Несмотря на всю свою мечтательность, Виктор знал, о чём говорит Хаман. Параграф 175, или, как его называли в народе, педрильный закон, был введён почти сразу после прихода нацистов к власти. Нарушителям грозили большие сроки. А в случаях, когда были замешаны эсэсовцы или речь шла о совращении малолетних, — смертная казнь. «Все злобные поползновения еврейского духа собраны в гомосексуализме» — прочитал он недавно в «Фолькишер беобахтер» [48], попавшейся ему в кафе на Ку-дамме [49]. А совсем недавно, на заседании Министерства юстиции, президент сената Клее подвёл итог: «Государство крайне заинтересовано, чтобы в основе нашей жизни лежало нормальное общение полов, избавленное от влияния гомосексуализма и других извращений».
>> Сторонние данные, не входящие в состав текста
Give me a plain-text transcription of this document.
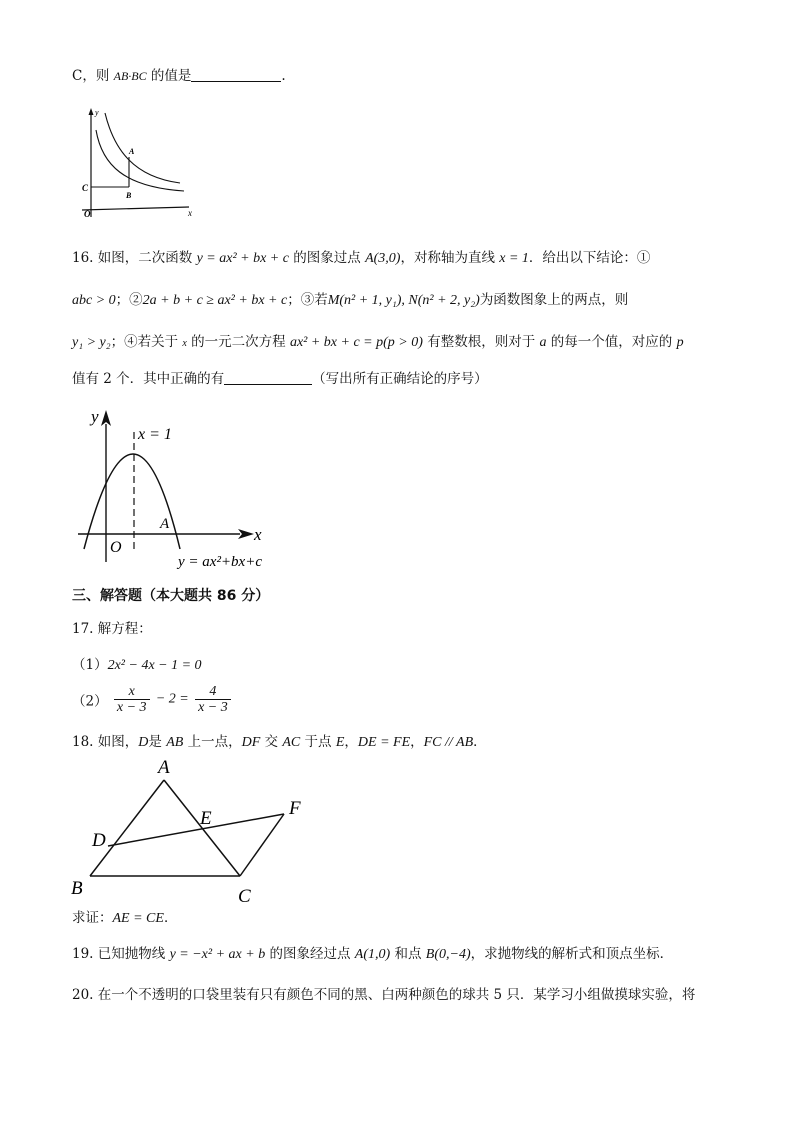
C，则 AB·BC 的值是	.
y
x
O
A
B
C
16. 如图，二次函数 y = ax² + bx + c 的图象过点 A(3,0)，对称轴为直线 x = 1．给出以下结论：①
abc > 0；②2a + b + c ≥ ax² + bx + c；③若M(n² + 1, y₁), N(n² + 2, y₂)为函数图象上的两点，则
y₁ > y₂；④若关于 x 的一元二次方程 ax² + bx + c = p(p > 0) 有整数根，则对于 a 的每一个值，对应的 p
值有 2 个．其中正确的有	（写出所有正确结论的序号）
y
x
x = 1
A
O
y = ax²+bx+c
三、解答题（本大题共 86 分）
17. 解方程：
（1）2x² − 4x − 1 = 0
$(2) \frac{x}{x - 3} - 2 = \frac{4}{x - 3}$
18. 如图，D是 AB 上一点，DF 交 AC 于点 E，DE = FE，FC // AB．
A
B	C
D
E	F
求证：AE = CE．
19. 已知抛物线 y = −x² + ax + b 的图象经过点 A(1,0) 和点 B(0,−4)，求抛物线的解析式和顶点坐标．
20. 在一个不透明的口袋里装有只有颜色不同的黑、白两种颜色的球共 5 只．某学习小组做摸球实验，将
— Это всего лишь начало, — сказал Георг. Вид у него был такой, словно он только что проглотил яд. — Будет только хуже, я это ясно чувствую. Осторожность, Виктор… главное слово для нас — осторожность. Государственный центр борьбы с гомосексуализмом, новое любимое детище дядюшки Гиммлера в полиции безопасности, получил фактически неограниченные полномочия. Шефа зовут Майзингер, Иозеф Майзингер… запомни это имя. Людей, если не убивают на месте, то загоняют в концлагеря, как Лолу и других из «Микадо». У них полно осведомителей, провокаторы пристают к мужчинам, чтобы проверить их ориентацию. В городе не осталось ни одного клуба, люди перепуганы до смерти. Многие даже перестали здороваться со старыми знакомыми.
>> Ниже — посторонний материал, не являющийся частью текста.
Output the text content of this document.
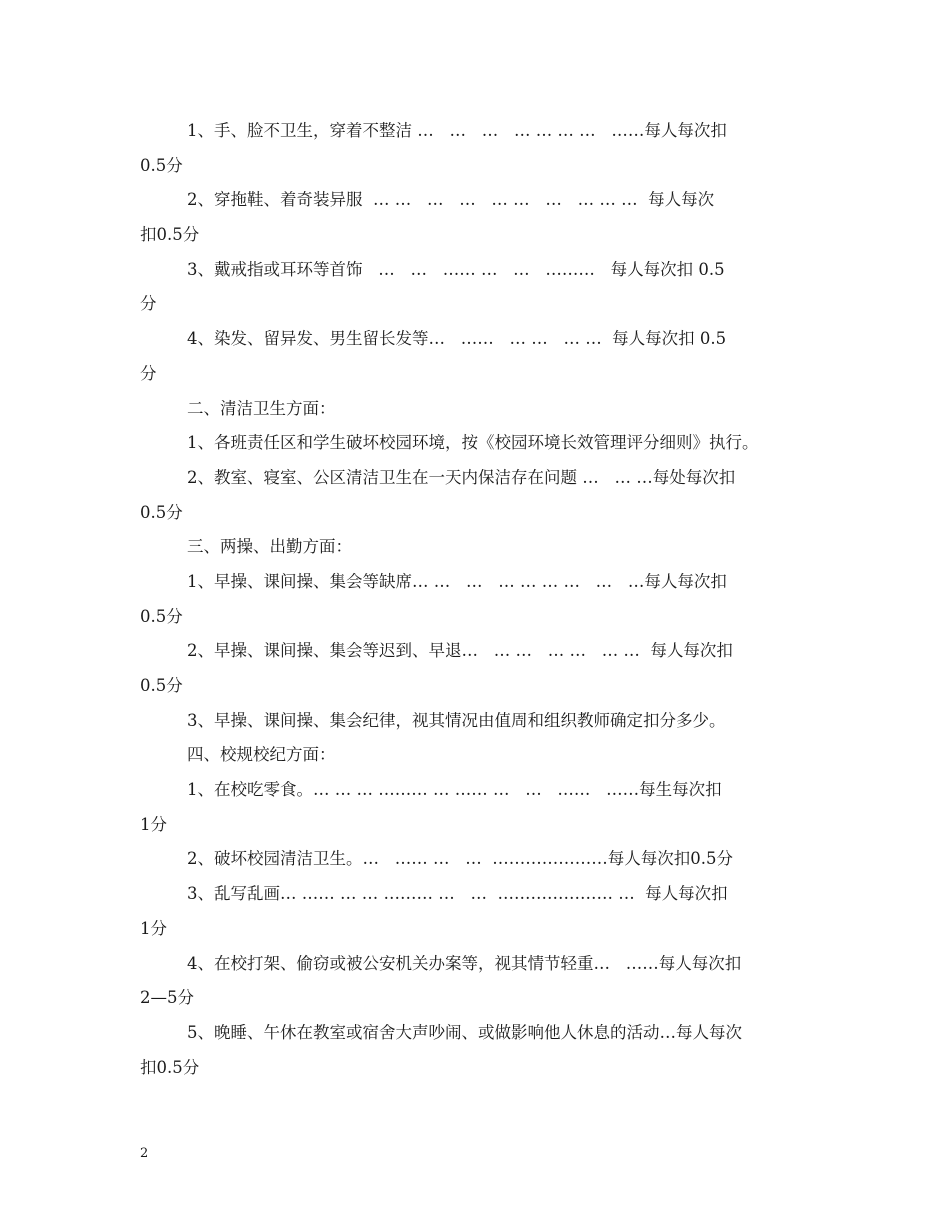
1、手、脸不卫生，穿着不整洁 …   …   …   … … … …   ……每人每次扣
0.5分
2、穿拖鞋、着奇装异服  … …   …   …   … …   …   … … …  每人每次
扣0.5分
3、戴戒指或耳环等首饰   …   …   …… …   …   ………   每人每次扣 0.5
分
4、染发、留异发、男生留长发等…   ……   … …   … …  每人每次扣 0.5
分
二、清洁卫生方面：
1、各班责任区和学生破坏校园环境，按《校园环境长效管理评分细则》执行。
2、教室、寝室、公区清洁卫生在一天内保洁存在问题 …   … …每处每次扣
0.5分
三、两操、出勤方面：
1、早操、课间操、集会等缺席… …   …   … … … …   …   …每人每次扣
0.5分
2、早操、课间操、集会等迟到、早退…   … …   … …   … …  每人每次扣
0.5分
3、早操、课间操、集会纪律，视其情况由值周和组织教师确定扣分多少。
四、校规校纪方面：
1、在校吃零食。… … … ……… … …… …   …   ……   ……每生每次扣
1分
2、破坏校园清洁卫生。…   …… …   …  …………………每人每次扣0.5分
3、乱写乱画… …… … … ……… …   …  ………………… …  每人每次扣
1分
4、在校打架、偷窃或被公安机关办案等，视其情节轻重…   ……每人每次扣
2—5分
5、晚睡、午休在教室或宿舍大声吵闹、或做影响他人休息的活动…每人每次
扣0.5分
2
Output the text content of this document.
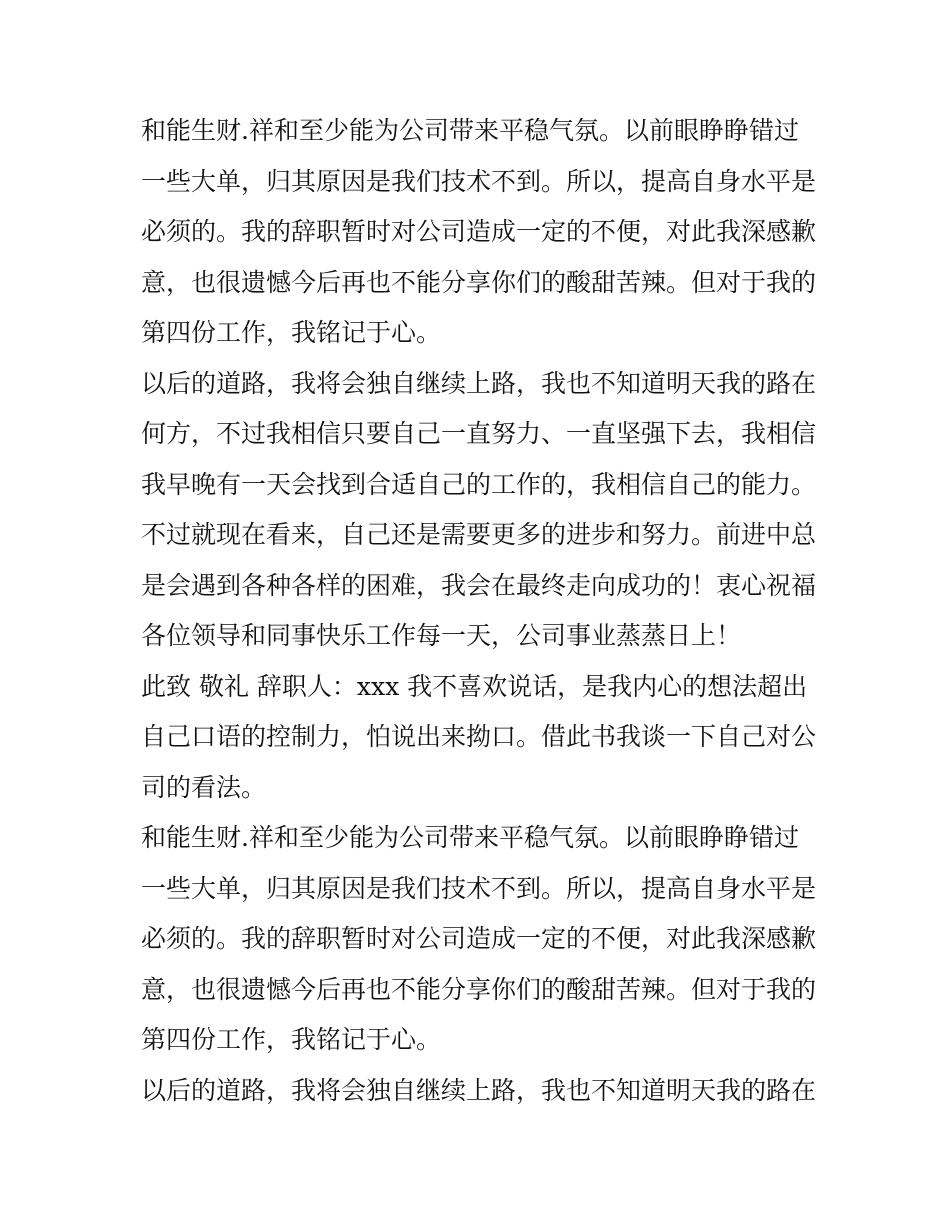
和能生财.祥和至少能为公司带来平稳气氛。以前眼睁睁错过
一些大单，归其原因是我们技术不到。所以，提高自身水平是
必须的。我的辞职暂时对公司造成一定的不便，对此我深感歉
意，也很遗憾今后再也不能分享你们的酸甜苦辣。但对于我的
第四份工作，我铭记于心。
以后的道路，我将会独自继续上路，我也不知道明天我的路在
何方，不过我相信只要自己一直努力、一直坚强下去，我相信
我早晚有一天会找到合适自己的工作的，我相信自己的能力。
不过就现在看来，自己还是需要更多的进步和努力。前进中总
是会遇到各种各样的困难，我会在最终走向成功的！衷心祝福
各位领导和同事快乐工作每一天，公司事业蒸蒸日上！
此致 敬礼 辞职人：xxx 我不喜欢说话，是我内心的想法超出
自己口语的控制力，怕说出来拗口。借此书我谈一下自己对公
司的看法。
和能生财.祥和至少能为公司带来平稳气氛。以前眼睁睁错过
一些大单，归其原因是我们技术不到。所以，提高自身水平是
必须的。我的辞职暂时对公司造成一定的不便，对此我深感歉
意，也很遗憾今后再也不能分享你们的酸甜苦辣。但对于我的
第四份工作，我铭记于心。
以后的道路，我将会独自继续上路，我也不知道明天我的路在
— Давай зайдём в помещение, — сказал Виктор, — я замёрз.
— О чёрт! Я пытаюсь вбить тебе в голову, насколько всё серьёзно. Мы и так занимаемся небезопасным делом, но ещё опаснее, если обнаружится, что тебя интересуют мужчины. Честно говоря, нам следовало бы обзавестись прикрытием… раздобыть каждому по невесте.
— Надо подумать… Слушай, я совершенно заледенел.
— Только думай не слишком долго. И если тебе в трамвае начнёт улыбаться какой-нибудь красавец, смотри в пол…
В филателистической лавке на Горманнштрассе стоял только что купленный камин. После пронзительно-холодного берлинского воздуха он казался чудом. Виктор и Георг наслаждались атмосферой своего заведения — они потратили несколько месяцев, чтобы сделать его привлекательным для филателистов Восточного Берлина. Планшеты с известными марками украшали стены: Тоскана номиналом в три лиры 1860 года, прекрасный тет-беш [50]1849 года, несколько редких кайзеров начала века. «Раритеты» были выставлены в стеклянных стендах вдоль стен: квартблоки со всех углов Европы, конверты первого гашения и редкие колониальные марки. Большинство марок было куплено на аукционах — Георг получил небольшое наследство, но не так уж мало было и подделок, изготовленных неким Виктором Кунцельманном. Оказалось, у него незаурядный талант в этой области. Настолько незаурядный, что Георг в последнее время занимался исключительно деловой стороной, а всю тонкую и не прощающую ошибок работу с цинковыми пластинами и высокой печатью передоверил своему академически вышколенному коллеге.